Stormont Executive’s refusal to allow MLAs to debate NI’s covid restrictions ‘scandalous and reprehensible’
Several of the tiny number of opposition MLAs have criticised the Executive for its “scandalous” refusal to allow the Assembly to debate and vote on its coronavirus restrictions until Monday – four days before the four weeks of restrictions end.
The law which has seen hospitality businesses closed for four weeks and schools closed for two weeks and a host of other activities banned was signed into law by Executive ministers on October 16 but they have chosen not to allow the Assembly to debate it until Monday.
TUV leader Jim Allister said: “When we last debated the [previous] regulations in the Assembly I made the point that there was something inherently farcical about the debate, in that we were debating amendments to regulations which had been overwhelmingly superseded by events.
“At that time the regulations dated from a time when the Executive were telling us that hospitality venues were safe but your home was not. Therefore, you could meet your granny in the pub but not in your home.
“That was the genesis of the regulations that we were then debating. To make places of hospitality safe, their owners, with great diligence in most cases, spent thousands of pounds on taking the steps that the Executive required of them, only to have all of that pulled away.
“The lack of scrutiny of laws which take away fundamental rights and freedoms is scandalous and needs to change.”
People before Profit MLA Gerry Carroll, another vocal critic of the Executive’s competence and direction, told the News Letter: “It is reprehensible that MLAs like myself, who are elected to represent our communities, are denied oversight of incredibly important Covid legislation and regulations before they are implemented.
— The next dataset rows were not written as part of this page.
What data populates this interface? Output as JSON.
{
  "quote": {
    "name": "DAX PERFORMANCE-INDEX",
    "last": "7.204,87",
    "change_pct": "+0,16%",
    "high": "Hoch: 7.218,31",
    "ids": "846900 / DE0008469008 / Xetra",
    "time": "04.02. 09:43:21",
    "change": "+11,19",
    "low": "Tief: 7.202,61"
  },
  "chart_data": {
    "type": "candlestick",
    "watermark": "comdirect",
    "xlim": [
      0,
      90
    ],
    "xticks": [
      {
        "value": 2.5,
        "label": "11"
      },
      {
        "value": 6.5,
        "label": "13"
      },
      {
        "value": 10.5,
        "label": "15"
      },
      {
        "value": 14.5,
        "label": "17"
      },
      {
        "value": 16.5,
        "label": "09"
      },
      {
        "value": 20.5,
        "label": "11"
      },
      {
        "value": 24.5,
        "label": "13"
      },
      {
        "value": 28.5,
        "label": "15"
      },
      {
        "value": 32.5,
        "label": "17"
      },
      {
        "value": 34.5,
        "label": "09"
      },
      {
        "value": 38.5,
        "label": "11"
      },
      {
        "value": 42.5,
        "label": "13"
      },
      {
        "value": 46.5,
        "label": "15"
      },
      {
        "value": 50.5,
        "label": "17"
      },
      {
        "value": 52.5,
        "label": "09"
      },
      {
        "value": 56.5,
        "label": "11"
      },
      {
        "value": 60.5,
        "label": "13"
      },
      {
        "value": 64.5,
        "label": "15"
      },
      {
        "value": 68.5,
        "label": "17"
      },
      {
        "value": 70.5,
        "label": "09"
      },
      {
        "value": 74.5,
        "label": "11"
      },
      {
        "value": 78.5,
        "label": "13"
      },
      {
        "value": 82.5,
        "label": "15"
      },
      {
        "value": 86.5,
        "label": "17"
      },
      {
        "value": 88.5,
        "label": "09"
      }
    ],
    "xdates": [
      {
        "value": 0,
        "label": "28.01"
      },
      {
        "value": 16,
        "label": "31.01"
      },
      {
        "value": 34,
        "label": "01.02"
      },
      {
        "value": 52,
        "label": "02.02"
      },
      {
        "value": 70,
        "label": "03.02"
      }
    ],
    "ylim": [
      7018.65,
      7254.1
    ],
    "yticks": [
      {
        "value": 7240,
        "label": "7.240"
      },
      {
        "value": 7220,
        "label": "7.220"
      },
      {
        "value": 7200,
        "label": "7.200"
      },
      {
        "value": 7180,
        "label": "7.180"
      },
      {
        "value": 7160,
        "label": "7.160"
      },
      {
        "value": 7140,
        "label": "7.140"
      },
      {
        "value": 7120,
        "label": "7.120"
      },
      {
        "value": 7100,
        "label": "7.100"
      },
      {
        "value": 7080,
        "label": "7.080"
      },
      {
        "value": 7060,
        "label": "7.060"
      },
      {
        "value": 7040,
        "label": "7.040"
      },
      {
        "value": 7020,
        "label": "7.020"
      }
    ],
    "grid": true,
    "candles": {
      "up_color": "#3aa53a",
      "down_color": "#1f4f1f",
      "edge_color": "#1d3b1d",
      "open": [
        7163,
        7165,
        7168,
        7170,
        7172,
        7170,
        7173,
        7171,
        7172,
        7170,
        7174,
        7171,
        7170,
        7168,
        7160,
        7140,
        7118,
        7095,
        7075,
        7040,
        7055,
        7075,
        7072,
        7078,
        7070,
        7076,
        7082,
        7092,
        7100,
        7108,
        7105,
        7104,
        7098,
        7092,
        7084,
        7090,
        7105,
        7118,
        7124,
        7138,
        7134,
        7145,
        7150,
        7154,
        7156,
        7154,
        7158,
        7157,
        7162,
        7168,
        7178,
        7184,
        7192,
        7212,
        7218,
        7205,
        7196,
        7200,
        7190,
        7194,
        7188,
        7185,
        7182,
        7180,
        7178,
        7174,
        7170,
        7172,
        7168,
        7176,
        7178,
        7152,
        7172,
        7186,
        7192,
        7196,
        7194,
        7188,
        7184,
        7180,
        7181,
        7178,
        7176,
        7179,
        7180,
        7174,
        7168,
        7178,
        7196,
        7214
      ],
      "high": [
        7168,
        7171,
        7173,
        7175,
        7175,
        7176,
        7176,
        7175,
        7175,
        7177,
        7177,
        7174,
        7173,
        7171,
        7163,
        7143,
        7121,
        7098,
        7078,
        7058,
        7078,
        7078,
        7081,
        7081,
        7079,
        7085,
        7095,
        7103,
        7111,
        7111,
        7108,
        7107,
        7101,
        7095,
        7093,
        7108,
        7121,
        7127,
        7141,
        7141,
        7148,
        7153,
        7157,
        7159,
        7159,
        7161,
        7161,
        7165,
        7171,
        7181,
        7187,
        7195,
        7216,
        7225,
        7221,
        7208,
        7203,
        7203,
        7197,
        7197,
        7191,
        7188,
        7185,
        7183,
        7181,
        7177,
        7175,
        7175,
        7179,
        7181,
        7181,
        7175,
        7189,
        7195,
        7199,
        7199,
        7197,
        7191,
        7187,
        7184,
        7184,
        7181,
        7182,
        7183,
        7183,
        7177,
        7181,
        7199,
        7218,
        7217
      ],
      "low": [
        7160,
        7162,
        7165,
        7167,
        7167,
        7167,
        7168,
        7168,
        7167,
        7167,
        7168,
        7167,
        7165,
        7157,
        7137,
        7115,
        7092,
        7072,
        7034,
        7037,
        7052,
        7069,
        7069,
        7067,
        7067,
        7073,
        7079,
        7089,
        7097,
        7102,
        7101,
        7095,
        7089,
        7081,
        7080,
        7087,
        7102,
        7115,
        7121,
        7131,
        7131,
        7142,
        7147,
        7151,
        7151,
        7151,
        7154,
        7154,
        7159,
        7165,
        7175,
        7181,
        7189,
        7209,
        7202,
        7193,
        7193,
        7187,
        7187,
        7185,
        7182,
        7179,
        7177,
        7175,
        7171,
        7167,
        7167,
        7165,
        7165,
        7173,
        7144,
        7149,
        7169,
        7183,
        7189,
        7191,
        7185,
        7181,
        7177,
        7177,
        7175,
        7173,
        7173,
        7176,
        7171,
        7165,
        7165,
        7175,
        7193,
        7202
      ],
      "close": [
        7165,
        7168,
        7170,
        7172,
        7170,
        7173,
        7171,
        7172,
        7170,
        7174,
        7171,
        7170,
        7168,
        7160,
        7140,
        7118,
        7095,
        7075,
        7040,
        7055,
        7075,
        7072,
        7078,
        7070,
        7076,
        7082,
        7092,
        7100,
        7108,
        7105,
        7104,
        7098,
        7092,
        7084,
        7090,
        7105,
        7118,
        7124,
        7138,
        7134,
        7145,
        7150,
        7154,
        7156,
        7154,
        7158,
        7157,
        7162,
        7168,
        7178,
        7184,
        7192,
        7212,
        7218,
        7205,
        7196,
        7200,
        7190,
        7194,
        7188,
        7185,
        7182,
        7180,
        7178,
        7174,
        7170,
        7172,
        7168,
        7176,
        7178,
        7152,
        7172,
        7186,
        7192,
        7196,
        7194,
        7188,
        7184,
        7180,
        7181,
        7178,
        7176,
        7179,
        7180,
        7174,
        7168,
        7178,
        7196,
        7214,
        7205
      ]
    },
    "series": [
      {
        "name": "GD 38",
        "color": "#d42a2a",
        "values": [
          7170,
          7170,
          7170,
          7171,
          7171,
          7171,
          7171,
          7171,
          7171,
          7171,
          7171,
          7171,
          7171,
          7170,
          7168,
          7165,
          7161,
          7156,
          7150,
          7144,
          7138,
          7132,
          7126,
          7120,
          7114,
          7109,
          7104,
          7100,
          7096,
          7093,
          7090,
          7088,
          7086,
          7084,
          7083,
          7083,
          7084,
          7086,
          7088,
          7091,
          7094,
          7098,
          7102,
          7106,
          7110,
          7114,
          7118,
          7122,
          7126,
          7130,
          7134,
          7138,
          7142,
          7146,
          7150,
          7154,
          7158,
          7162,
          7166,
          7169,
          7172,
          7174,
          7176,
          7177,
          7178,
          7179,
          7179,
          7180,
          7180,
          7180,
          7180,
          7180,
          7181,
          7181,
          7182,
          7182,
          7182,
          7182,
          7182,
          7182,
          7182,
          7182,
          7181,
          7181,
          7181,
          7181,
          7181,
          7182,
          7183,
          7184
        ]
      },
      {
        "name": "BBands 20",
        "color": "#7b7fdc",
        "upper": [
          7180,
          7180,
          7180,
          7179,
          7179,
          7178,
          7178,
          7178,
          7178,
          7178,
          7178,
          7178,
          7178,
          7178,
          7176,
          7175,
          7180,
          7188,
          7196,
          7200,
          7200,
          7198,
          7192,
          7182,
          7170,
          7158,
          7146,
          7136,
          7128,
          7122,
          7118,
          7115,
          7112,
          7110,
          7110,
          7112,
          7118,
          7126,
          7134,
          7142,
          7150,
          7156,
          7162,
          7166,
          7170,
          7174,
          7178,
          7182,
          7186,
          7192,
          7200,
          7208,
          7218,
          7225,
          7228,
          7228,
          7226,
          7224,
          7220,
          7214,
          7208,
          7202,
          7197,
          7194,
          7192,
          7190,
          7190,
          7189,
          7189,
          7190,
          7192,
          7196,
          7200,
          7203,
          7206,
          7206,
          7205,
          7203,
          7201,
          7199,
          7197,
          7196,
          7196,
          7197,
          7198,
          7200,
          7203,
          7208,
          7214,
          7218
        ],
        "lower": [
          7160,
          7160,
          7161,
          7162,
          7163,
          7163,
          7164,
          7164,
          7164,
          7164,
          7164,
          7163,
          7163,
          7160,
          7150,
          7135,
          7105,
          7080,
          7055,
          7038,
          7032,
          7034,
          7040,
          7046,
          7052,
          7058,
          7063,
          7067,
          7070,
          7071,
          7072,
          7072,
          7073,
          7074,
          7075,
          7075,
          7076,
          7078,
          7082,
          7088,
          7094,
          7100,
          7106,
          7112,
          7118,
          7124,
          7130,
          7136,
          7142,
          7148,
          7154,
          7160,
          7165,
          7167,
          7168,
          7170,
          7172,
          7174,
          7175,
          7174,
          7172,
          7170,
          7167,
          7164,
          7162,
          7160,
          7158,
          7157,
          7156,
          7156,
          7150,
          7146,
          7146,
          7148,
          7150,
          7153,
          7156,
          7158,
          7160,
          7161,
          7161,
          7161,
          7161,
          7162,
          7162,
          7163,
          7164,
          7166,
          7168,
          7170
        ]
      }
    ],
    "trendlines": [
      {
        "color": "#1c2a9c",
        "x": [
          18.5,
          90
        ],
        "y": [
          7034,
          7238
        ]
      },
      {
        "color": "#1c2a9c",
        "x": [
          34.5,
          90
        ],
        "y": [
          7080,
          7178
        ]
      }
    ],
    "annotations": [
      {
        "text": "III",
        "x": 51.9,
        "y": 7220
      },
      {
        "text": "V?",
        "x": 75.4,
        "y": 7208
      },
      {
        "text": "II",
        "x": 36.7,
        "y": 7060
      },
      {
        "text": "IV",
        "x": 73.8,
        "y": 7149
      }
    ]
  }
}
“This approach is clearly reflective of the wider political carve-up by Sinn Féin and the DUP, where every issue is hashed out behind closed doors before basic scrutiny can be applied.
“In the middle of a health pandemic, where weekly decisions have an impact on our lives and livelihoods, this kind of dismissive attitude towards scrutiny is more reckless and unacceptable than ever.”
Green Party MLA Rachel Woods said: “The Executive must formulate a clear plan for dealing with this pandemic. This second wave has been marked by a lack of clarity, consistency and coherence in the Executive’s decision making.
“It’s right that MLAs should scrutinise the Covid provisions in a timely way – it’s about ensuring that we have appropriate and effective measures in place to curb the spread of the virus.”